To sell into strength and buy into weakness is the tantalizing chalice of gold, and it is difficult to do; for a trader must do so when appearances fool ordinary mortals. Moreover, to keep a balanced inventory of short, decaying options requires that delta be offset with long options or stock in order to protect against the wicked challenge of surging prices. Computers do the job for the market makers. To hold a position balanced requires patience and mechanical rules. For ordinary souls to sell strength and buy weakness presents quite a challenge.
For example, consider this chart of the S and P 500 at 10:33 AM, PST and the questions: What should one do? Where is the weakness? Where is the strength?
Should one buy a long call– when clearly the best time to buy was 4 hours ago– if one is suddenly short more delta than demanded by one’s rules? There are only 5 points or so to the 10-day value area high and 13 points to the most recent high price of 1849. The upside reward seems limited. We’d prefer to do nothing, but rules exist to save ourselves from excessive cogitation at crucial moments.
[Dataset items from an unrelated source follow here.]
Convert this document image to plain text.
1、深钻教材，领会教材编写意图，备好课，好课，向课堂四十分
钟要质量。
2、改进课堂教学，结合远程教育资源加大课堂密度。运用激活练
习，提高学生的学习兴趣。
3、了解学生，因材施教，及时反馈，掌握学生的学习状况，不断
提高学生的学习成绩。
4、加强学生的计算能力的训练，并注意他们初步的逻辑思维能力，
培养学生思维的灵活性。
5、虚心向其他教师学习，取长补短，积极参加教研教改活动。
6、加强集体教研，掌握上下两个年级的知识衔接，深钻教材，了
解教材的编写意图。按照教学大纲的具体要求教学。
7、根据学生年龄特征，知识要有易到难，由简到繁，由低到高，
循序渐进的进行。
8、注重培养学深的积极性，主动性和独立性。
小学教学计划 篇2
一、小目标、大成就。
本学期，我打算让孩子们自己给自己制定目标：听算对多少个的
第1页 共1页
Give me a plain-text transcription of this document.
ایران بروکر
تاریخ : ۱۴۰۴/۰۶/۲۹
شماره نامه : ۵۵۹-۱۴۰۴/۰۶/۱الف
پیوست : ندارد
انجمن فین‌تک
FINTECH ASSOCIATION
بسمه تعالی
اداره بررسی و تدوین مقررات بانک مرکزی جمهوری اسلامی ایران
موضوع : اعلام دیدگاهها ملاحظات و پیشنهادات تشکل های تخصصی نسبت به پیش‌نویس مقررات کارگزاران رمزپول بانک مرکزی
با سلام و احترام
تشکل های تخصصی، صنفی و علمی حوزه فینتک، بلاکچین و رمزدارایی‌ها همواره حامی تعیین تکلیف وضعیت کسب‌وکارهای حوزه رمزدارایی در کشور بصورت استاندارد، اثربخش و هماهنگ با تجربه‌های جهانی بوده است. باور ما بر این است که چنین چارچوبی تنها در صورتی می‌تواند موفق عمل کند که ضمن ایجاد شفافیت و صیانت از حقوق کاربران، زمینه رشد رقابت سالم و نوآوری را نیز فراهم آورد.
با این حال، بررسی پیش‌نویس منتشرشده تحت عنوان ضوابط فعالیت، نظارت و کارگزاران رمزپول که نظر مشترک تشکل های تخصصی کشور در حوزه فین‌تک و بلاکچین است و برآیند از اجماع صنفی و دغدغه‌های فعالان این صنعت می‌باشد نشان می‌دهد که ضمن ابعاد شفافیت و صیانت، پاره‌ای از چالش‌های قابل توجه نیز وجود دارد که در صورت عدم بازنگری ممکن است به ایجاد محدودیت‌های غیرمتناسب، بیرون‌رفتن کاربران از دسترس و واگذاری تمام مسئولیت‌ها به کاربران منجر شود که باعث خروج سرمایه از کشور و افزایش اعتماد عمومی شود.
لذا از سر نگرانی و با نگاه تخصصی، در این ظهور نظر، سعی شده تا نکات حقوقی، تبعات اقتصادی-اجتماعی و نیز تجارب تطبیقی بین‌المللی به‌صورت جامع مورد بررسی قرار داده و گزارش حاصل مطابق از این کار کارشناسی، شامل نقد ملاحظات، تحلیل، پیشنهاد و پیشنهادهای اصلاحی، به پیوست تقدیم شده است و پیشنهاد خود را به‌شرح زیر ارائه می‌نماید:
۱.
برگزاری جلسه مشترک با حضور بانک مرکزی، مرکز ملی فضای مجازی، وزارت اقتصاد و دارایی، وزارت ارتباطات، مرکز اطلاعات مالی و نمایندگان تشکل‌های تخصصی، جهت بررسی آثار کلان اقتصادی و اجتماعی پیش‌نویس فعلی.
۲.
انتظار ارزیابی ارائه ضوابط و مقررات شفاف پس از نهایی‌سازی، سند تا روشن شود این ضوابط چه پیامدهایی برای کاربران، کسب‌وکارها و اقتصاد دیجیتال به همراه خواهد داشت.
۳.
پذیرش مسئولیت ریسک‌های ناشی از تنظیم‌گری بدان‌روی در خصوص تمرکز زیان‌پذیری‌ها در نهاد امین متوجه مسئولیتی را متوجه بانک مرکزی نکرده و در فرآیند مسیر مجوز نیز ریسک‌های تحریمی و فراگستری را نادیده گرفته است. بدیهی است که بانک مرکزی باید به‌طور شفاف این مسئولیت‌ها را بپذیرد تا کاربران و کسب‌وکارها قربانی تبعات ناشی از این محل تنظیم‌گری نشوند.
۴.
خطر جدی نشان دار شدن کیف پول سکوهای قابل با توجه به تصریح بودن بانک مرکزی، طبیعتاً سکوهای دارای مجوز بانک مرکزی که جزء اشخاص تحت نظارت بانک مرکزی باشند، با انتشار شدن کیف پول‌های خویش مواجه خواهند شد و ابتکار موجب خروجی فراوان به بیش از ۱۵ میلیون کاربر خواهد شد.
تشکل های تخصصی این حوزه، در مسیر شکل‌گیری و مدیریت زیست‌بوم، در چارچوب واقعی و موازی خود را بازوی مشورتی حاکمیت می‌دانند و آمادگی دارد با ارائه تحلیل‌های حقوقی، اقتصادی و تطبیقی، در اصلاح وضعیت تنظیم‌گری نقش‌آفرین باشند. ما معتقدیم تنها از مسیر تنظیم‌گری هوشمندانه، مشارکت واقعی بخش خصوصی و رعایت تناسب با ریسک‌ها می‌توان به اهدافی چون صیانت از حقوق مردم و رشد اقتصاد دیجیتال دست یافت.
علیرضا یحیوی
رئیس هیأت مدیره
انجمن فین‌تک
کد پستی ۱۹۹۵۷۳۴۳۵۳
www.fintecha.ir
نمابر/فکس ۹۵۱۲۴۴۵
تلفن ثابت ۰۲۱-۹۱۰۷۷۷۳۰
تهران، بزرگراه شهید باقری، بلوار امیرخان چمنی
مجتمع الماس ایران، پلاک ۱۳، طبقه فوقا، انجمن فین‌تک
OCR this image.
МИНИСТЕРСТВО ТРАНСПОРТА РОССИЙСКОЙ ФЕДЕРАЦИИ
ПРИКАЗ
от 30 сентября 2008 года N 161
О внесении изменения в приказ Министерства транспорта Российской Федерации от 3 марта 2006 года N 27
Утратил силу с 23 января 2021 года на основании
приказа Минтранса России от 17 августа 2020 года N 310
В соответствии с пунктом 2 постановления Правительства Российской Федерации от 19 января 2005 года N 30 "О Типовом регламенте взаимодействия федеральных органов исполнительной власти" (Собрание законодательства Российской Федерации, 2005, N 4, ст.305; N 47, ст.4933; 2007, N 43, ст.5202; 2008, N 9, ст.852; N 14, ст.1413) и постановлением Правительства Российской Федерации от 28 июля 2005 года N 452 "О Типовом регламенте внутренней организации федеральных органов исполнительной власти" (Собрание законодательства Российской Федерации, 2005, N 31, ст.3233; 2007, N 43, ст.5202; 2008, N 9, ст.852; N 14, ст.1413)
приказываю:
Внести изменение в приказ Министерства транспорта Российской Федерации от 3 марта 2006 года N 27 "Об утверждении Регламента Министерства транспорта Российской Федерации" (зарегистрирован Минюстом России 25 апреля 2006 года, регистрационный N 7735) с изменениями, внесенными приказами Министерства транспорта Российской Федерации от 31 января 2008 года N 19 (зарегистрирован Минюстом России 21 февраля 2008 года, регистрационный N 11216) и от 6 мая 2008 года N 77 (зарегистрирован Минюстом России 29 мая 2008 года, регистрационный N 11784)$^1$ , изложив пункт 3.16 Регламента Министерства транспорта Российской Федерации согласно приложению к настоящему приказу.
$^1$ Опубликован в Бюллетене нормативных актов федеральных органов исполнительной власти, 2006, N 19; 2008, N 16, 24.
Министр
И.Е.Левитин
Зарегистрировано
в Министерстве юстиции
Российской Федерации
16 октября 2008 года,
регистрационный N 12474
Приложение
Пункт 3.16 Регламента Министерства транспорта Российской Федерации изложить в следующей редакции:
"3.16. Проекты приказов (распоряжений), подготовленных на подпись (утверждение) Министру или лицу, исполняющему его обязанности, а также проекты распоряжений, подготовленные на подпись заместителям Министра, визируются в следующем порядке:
To sell valiantly into strength and buy intrepidly into weakness is the Holy Grail of trading. As such, it is impossible in every instance.
Rather, we act more like baseball pitchers, who hurl the ball, knowing it can be struck for a home run.
We pick our spots and throw the ball anyway because we must. If they hit our best stuff, we reload and throw again. The goal is always the same: stay in the game and prosper.